La pizza, los churros, los tacos de canasta, las donas, los helados alborotan el colesterol y enfiestan la diabetes de usuarios diariamente; no atarantan, algunas veces noquean a la lombriz. Los cientos de aditamentos para el teléfono celular, los audífonos de maraca auténtica a 20 pesos, tiendas de todo a 5 pesos, policías en los torniquetes tan celosos de su deber que con miradas inquisitorias revisan la credencial a adultos mayores, sin importar si el usuario se ve de 90 años.

En el Metro, es inevitable toparse con buenos samaritanos para ayudar a un desmayado o quien guarda y cuida la bolsa que no alcanzó a entrar al cerrase las puertas; vemos en las redes cibernéticas a una mujer quitarse los zapatos para dárselos a una indígena descalza; algunos sólo disfrazados de madre Teresa para timar a quién se deje.

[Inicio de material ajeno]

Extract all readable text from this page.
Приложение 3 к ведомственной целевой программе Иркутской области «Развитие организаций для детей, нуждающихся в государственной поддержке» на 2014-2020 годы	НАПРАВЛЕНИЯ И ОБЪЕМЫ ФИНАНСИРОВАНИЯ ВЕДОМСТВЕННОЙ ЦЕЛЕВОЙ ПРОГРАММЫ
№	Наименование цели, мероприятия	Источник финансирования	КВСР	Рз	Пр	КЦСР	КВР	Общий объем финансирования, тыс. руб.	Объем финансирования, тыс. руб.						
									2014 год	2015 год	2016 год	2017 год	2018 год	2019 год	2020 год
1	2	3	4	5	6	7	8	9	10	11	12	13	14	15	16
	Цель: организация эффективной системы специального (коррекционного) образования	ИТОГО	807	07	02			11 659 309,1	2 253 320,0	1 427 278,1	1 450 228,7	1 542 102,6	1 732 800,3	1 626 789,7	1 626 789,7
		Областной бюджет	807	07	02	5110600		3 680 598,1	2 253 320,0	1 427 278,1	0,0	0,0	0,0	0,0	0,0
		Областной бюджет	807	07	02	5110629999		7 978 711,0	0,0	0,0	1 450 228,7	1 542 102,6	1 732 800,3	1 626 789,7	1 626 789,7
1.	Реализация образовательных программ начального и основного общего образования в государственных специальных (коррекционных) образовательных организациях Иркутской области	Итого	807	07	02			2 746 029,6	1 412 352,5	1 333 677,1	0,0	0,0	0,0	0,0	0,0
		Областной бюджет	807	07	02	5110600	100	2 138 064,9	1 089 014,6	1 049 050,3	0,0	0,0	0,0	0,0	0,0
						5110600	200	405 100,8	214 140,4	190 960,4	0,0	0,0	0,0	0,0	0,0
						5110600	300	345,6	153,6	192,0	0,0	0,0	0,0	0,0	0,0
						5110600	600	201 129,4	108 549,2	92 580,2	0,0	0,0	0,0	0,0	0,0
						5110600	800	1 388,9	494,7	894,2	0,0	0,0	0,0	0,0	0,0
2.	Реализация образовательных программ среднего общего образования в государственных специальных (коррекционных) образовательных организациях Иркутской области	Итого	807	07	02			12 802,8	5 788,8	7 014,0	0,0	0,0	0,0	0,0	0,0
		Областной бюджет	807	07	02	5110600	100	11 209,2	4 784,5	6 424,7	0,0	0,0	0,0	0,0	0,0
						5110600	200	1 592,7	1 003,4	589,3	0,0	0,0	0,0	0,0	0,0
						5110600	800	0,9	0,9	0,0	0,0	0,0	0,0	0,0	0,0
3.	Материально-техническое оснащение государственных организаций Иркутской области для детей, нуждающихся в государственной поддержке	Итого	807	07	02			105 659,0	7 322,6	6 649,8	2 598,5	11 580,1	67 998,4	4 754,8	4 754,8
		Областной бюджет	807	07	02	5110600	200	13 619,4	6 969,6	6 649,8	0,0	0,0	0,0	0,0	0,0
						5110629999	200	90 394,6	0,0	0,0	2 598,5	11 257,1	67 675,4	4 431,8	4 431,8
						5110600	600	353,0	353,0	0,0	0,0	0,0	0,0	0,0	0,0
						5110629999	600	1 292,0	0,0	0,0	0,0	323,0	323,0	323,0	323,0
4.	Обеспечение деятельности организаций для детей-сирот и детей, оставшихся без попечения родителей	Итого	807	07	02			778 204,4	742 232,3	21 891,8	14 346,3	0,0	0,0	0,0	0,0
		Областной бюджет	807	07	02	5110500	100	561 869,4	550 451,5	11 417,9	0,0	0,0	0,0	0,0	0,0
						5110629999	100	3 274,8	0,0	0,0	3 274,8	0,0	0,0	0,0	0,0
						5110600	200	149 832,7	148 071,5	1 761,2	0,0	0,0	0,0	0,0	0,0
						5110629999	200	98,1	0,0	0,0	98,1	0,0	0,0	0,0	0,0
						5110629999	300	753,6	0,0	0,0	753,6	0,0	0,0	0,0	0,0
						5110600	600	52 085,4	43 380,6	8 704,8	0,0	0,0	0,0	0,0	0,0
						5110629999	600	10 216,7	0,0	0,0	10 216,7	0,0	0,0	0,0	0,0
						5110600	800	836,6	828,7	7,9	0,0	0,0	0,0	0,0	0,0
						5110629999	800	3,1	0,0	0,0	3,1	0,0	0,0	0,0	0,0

En este túnel de la vida, el péndulo va de lo malo a lo bueno y viceversa, para en su recorrido encontrar toda la gama de sentimientos y experiencias humanas.

Si la mente de cualquiera de los pasajeros del Metro pudiera imprimir los rostros de todos sus compañeros desconocidos en todo viaje, al final del día ocuparía toneladas de papel donde cada cara, gestos, risas, carcajadas, miradas, formarían un universo de vivencias entrelazadas bailando en creciente espiral.

La mayoría de gente viaja sola pero a veces bien acompañada con Harry Potter, El Principito, Séneca, Platón, García Márquez, Carlos Fuentes, TV Novelas, Juan Villoro, La Jornada, Basta, Sabines, Matemáticas I, Proceso, Aristegui, El Gráfico y con otros pasajeros en papel o digital, para hacer esa travesía de una hora o veinte minutos de muy agradable soledad.

En el mundo del Metro de la Ciudad de México, el hubiera sí existe, porque sin él muchas cosas no sucederían.
NOTA: la pregunta más importante, digna de la pura y mejor filosofía, es:

¿Tú qué sabes de la vida?… si nunca te has subido al Metro.